На перекрестке он остановился, подумал и, решившись, свернул вправо, в гору, на боковую улицу. Теперь снежный ветер летел в лицо, ознабливая щеки, вызывая слезы в глазах.
Михаил Афанасьевич дошел до середины улицы и остановился возле дома с тремя окошками и низенькими воротами, занесенными снегом. К маленькой закрытой калитке вела узенькая, как окопная траншея, тропка среди высоких сугробов, с гребней которых ветер сдувал снег.
Однако свернуть на эту знакомую узенькую тропку Михаил Афанасьевич не решился. Закрытая калитка не пугала его: можно постучать в окно. Остановило другое: что он ей скажет, чем оправдает свое месячное молчание.

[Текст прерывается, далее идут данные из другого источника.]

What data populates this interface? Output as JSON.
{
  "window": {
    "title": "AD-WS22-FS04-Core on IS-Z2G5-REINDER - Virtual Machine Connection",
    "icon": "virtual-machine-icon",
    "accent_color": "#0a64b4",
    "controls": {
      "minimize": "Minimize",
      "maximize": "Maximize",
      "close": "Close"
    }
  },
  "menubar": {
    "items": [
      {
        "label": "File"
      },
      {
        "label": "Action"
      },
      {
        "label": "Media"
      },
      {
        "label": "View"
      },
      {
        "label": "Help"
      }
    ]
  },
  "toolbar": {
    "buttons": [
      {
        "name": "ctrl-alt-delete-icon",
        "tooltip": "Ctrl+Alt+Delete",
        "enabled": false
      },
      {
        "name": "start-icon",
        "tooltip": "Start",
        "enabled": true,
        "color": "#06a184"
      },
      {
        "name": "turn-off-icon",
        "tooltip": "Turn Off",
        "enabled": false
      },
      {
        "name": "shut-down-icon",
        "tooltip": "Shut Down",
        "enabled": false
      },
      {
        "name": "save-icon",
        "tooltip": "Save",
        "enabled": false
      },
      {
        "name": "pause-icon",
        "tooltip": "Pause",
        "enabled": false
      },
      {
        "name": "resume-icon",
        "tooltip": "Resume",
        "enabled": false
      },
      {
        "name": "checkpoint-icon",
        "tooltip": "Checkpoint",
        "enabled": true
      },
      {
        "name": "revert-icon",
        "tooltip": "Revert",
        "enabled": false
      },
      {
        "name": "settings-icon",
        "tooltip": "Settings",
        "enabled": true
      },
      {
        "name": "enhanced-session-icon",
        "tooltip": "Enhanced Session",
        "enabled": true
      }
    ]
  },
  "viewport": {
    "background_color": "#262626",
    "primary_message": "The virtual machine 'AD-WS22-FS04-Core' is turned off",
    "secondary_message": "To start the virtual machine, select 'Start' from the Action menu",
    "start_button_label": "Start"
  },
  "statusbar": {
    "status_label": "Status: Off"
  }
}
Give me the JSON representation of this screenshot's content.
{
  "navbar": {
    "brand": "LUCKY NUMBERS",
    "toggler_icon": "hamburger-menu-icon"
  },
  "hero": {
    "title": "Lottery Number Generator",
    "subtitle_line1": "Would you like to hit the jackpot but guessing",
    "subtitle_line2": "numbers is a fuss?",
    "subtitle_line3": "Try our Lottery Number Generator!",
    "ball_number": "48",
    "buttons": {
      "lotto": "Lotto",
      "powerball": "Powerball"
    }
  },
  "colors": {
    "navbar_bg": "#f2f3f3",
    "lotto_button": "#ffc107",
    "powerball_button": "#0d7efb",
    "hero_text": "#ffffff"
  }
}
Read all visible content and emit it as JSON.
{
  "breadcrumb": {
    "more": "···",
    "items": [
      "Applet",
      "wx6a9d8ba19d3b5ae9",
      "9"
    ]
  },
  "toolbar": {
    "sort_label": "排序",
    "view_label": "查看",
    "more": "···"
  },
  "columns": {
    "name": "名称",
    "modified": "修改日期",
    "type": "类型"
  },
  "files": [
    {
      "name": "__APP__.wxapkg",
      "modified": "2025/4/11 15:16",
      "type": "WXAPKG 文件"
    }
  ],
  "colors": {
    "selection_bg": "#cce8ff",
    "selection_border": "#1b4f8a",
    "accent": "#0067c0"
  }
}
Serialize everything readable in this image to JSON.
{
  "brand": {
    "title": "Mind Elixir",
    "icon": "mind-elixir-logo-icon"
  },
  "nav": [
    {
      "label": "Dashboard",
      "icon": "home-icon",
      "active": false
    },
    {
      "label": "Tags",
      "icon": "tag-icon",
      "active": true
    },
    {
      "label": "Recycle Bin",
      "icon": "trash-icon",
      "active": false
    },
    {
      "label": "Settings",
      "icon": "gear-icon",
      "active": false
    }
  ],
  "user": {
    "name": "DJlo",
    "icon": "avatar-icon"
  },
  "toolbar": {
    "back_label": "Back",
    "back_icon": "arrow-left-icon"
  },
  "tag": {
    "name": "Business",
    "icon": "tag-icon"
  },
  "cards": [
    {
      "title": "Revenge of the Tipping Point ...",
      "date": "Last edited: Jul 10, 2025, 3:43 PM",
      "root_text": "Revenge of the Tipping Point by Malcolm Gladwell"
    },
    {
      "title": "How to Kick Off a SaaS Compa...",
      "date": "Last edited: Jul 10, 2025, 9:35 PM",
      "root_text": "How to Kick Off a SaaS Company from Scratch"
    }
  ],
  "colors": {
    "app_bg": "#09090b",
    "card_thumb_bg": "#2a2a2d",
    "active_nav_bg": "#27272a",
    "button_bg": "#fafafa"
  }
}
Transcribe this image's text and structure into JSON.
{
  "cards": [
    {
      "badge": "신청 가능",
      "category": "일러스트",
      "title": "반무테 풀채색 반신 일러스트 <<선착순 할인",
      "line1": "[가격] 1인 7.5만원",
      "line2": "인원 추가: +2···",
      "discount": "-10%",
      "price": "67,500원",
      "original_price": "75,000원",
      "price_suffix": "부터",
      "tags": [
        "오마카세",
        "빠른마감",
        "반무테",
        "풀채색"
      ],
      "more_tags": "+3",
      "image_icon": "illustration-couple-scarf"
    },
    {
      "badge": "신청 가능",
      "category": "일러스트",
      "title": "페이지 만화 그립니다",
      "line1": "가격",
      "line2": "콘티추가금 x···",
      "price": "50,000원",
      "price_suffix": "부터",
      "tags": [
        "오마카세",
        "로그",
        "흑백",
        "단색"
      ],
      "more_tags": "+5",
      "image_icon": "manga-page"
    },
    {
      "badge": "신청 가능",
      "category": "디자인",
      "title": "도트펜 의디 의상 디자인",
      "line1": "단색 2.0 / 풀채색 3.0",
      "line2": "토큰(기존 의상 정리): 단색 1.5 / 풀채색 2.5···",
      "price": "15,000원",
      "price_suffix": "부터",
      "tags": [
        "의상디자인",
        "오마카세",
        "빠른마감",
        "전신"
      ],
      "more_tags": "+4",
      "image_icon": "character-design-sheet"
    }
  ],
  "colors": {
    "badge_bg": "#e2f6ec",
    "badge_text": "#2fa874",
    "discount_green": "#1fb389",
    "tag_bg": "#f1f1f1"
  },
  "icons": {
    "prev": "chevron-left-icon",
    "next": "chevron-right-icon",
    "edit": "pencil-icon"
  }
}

Не рассказывать же ей, какой разговор гуляет о них в районе? Секретарь райкома партии в последней памятной беседе обронил фразу: «Два у тебя недостатка, Михаил Афанасьевич, — в делах на месте толчешься и частенько в чужие ворота стучишь». Намек был ясен. Ее имени секретарь райкома не назвал, наверное, не хотел порочить добрую славу секретаря партийной организации и лучшего животновода района.
Он, председатель колхоза, лучше других знает, какое скверное хозяйство на ферме приняла Устинья Григорьевна, как спасала в первые годы коров от падежа, воевала за каждый клочок сена, мешок картошки, ходила по дворам, уговаривала колхозников разбирать солому с крыш, как собирала вокруг себя преданных делу доярок. Теперь у них на ферме автопоилки, электродойка, кормокухня, рационы, племенные книги, точный учет надоев.
Образцовое хозяйство!
А рядом с этими колхозными делами Устинья Григорьевна не забывала о доме, растила троих детей, билась, чтобы они получили образование, билась одна, ни разу по-бабьи не пожаловавшись на вдовье одиночество, приняв гибель мужа, как частицу общего народного бедствия от войны.
Сильный характер! Вышла в первые люди, завоевала у всех уважение. Да и его сын и дочь ей обязаны: Устинья Григорьевна настояла, чтобы они, закончив школу, учились дальше.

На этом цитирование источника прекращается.